2. The actuator (100) according to claim 1, characterized in that, The diameter of the stud portion (114) is larger than the diameter of the screw head (113) so that the screw head (113) can be accommodated in the stud portion (114).
3. The actuator (100) according to claim 2, characterized in that, The diameter of the screw head (113) is less than or equal to the diameter of the inner hole (116) so that the screw head (113) can pass through the stud (114) and be accommodated in the inner hole (116).
4. The actuator (100) according to any one of claims 1 to 3, characterized in that, The transmission unit (110) further includes at least one ball bearing (117), which is connected to the transmission nut (111) to improve the rotation of the transmission nut (111) and to withstand the axial force generated by the drive unit (120).
5. The actuator (100) according to any one of claims 1 to 3, characterized in that, The actuator (100) further includes: A coupling unit is disposed between the drive unit (120) and the transmission unit (110). The coupling unit includes a first magnet (131) and a second magnet (132). The first magnet (131) is disposed on the side of the drive unit (120) near the rotating shaft (115), and the second magnet (132) is disposed on the side of the rotating shaft (115) near the drive unit (120).

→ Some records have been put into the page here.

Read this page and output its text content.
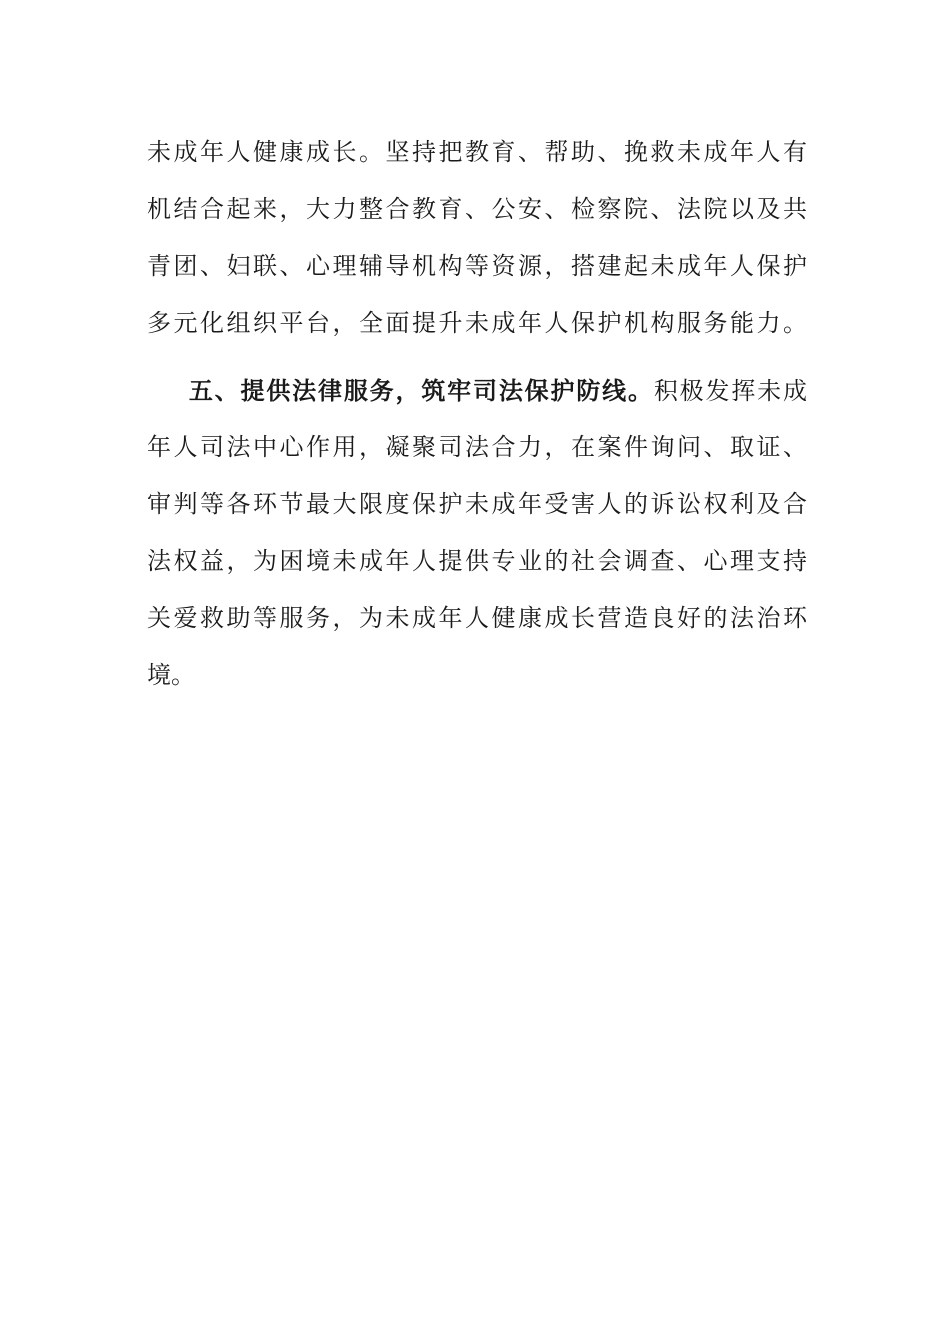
未成年人健康成长。坚持把教育、帮助、挽救未成年人有
机结合起来，大力整合教育、公安、检察院、法院以及共
青团、妇联、心理辅导机构等资源，搭建起未成年人保护
多元化组织平台，全面提升未成年人保护机构服务能力。
五、提供法律服务，筑牢司法保护防线。积极发挥未成
年人司法中心作用，凝聚司法合力，在案件询问、取证、
审判等各环节最大限度保护未成年受害人的诉讼权利及合
法权益，为困境未成年人提供专业的社会调查、心理支持
关爱救助等服务，为未成年人健康成长营造良好的法治环
境。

When the drive unit (120) rotates, the first magnet (131) rotates and transmits the rotation to the second magnet (132) that rotates the shaft (115).

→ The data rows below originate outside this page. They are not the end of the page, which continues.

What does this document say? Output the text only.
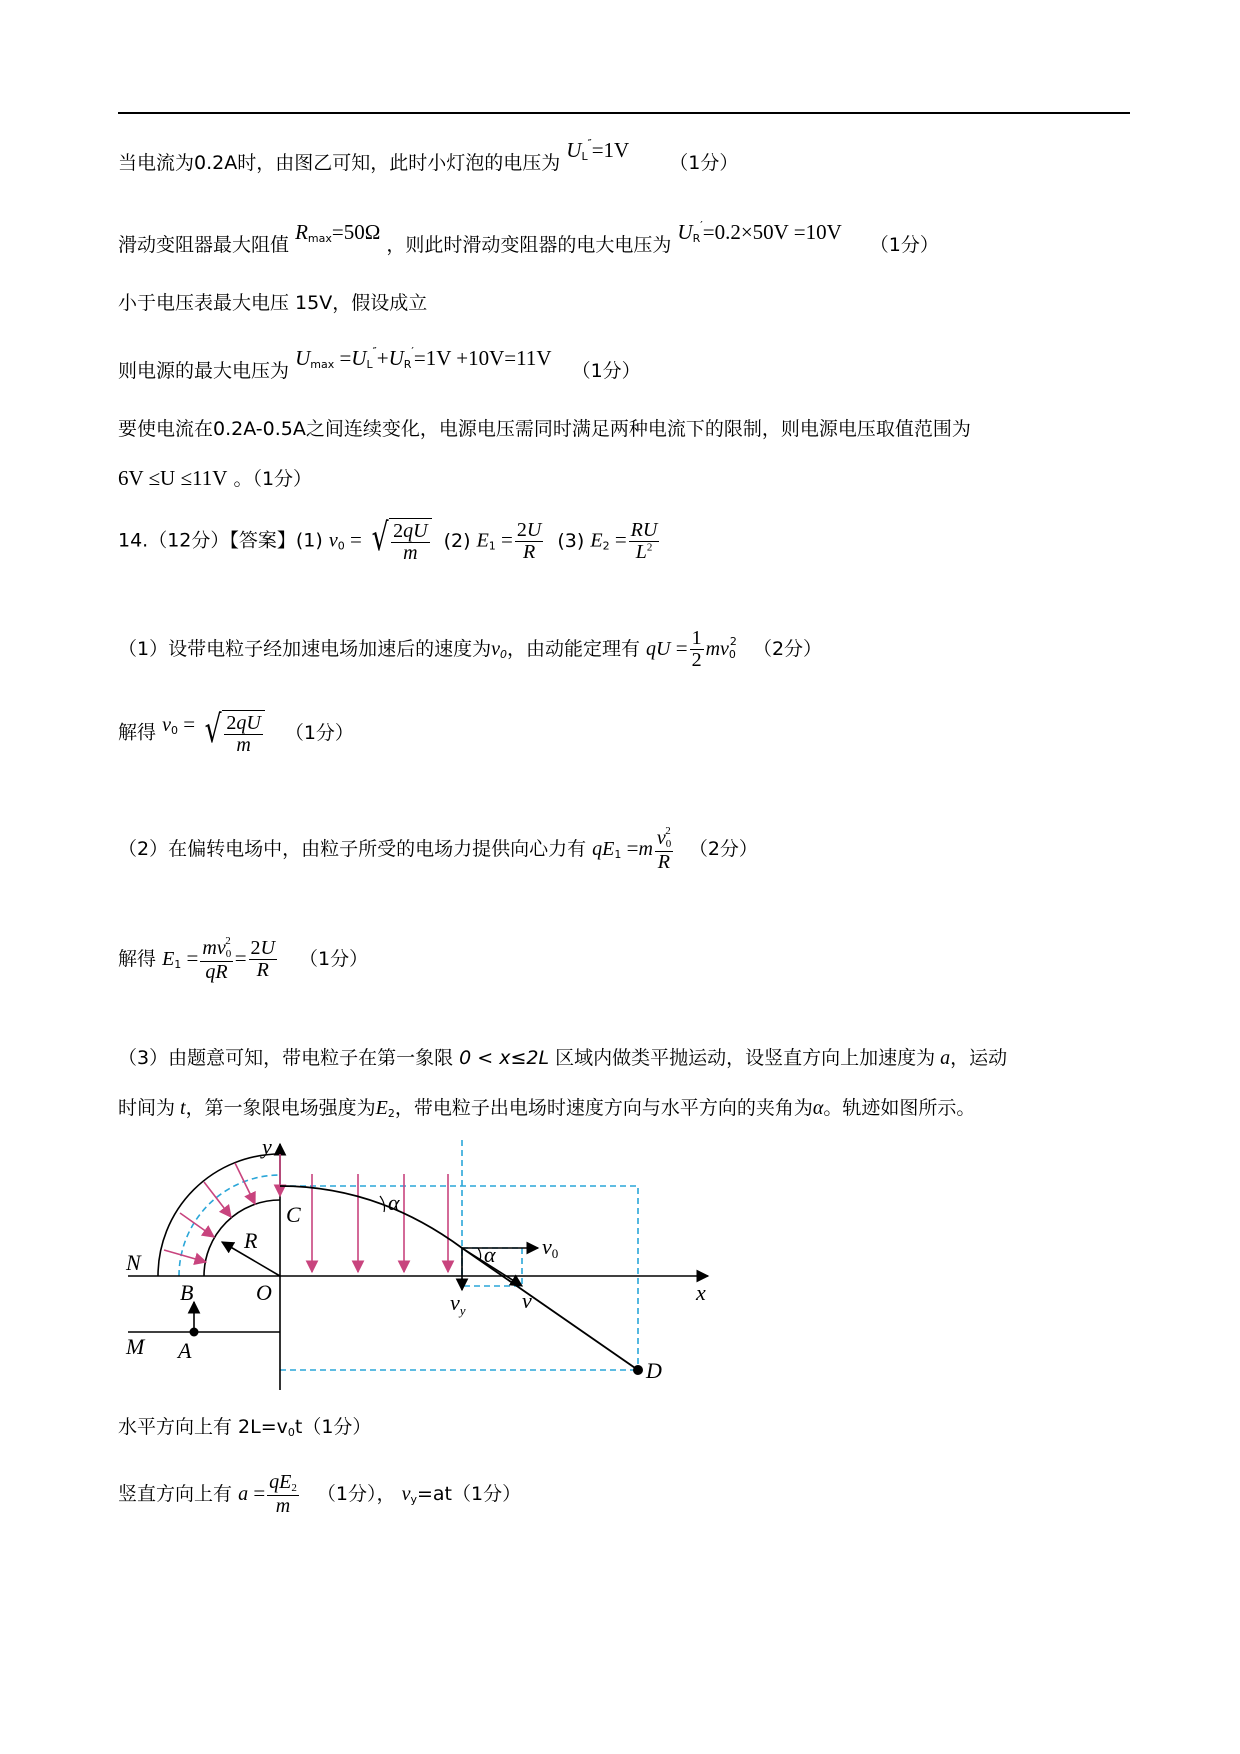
当电流为0.2A时，由图乙可知，此时小灯泡的电压为 $U_L''=1V$ （1分）
滑动变阻器最大阻值 $R_{max}=50\Omega$ ，则此时滑动变阻器的电大电压为 $U_R'=0.2\times 50V =10V$ （1分）
小于电压表最大电压 15V，假设成立
则电源的最大电压为 $U_{max} =U_L''+U_R'=1V +10V=11V$ （1分）
要使电流在0.2A-0.5A之间连续变化，电源电压需同时满足两种电流下的限制，则电源电压取值范围为
6V ≤U ≤11V 。（1分）
14.（12分）【答案】(1) $v_0$ = √ $\frac{2qU}{m} (2) E_1 = \frac{2U}{R} (3) E_2 = \frac{RU}{L^2}$
（1）设带电粒子经加速电场加速后的速度为$v_0$，由动能定理有 qU = $\frac{1}{2} mv_0^2$ （2分）
解得 $v^0$ = √ $\frac{2qU}{m} (1$分）
（2）在偏转电场中，由粒子所受的电场力提供向心力有 $qE_1 =m \frac{v_0^2}{R} (2$分）
解得 $E_1 = \frac{mv_0^2}{qR} = \frac{2U}{R} (1$分）
（3）由题意可知，带电粒子在第一象限 0 < x≤2L 区域内做类平抛运动，设竖直方向上加速度为 a，运动
时间为 t，第一象限电场强度为$E_2$，带电粒子出电场时速度方向与水平方向的夹角为α。轨迹如图所示。
y
x
N
M
B
A
O
C
R
D
α
α v0
$v_y$	v
水平方向上有 $2L=v_0t(1$分）
竖直方向上有 $a = \frac{qE_2}{m} (1$分）， $v_y=at(1$分）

6. The actuator (100) according to any one of claims 1 to 3, characterized in that, The drive unit (120) further includes: A speed reducer (122) is provided, one end of which is connected to the drive motor (121) and the other end of which is connected to the transmission unit (110), for adjusting the magnitude of the forward driving force and the reverse driving force.
7. A medical device (1), characterized in that, The medical device (1) includes: Actuator (100), the actuator (100) as claimed in any one of claims 1 to 6. A contraction structure (200) is connected to the actuator (100), which drives the contraction structure (200) to tighten or loosen the organ.

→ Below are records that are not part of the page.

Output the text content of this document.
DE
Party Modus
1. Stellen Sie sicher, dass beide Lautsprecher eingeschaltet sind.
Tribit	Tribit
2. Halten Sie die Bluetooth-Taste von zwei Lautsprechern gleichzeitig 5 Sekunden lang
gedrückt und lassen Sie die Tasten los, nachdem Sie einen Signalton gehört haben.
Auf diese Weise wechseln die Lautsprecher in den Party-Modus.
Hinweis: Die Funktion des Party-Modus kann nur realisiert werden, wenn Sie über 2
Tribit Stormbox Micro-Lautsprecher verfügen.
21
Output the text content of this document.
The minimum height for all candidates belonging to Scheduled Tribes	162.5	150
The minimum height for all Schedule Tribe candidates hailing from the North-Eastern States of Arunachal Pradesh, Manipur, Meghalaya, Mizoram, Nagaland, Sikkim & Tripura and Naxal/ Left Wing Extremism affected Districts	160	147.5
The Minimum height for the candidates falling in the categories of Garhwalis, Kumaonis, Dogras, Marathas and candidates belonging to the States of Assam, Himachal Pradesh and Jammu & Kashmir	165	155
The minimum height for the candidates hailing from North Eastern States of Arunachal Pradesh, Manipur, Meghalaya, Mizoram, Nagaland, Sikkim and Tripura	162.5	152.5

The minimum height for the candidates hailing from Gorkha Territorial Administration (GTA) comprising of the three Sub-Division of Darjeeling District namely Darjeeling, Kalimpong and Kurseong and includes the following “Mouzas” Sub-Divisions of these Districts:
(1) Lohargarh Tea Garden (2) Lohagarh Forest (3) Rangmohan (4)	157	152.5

8. The medical device (1) according to claim 7, characterized in that, The contraction structure (200) includes: Closure (210), the closure (210) being used to form the contractile structure (200) into a closed loop surrounding the hollow human organ; A flexible strip (220) is provided to extend longitudinally with the closure member (210). One end of the flexible strip (220) is connected to the closure member (210), and the other end of the flexible strip (220) is connected to the actuator (100). When the actuator (100) provides a positive driving force, the flexible strip (220) tightens to drive the closure (210) to form the closed loop of the contraction structure (200); when the actuator (100) provides a reverse driving force, the flexible strip (220) loosens to drive the closure (210) to prevent the contraction structure (200) from forming the closed loop.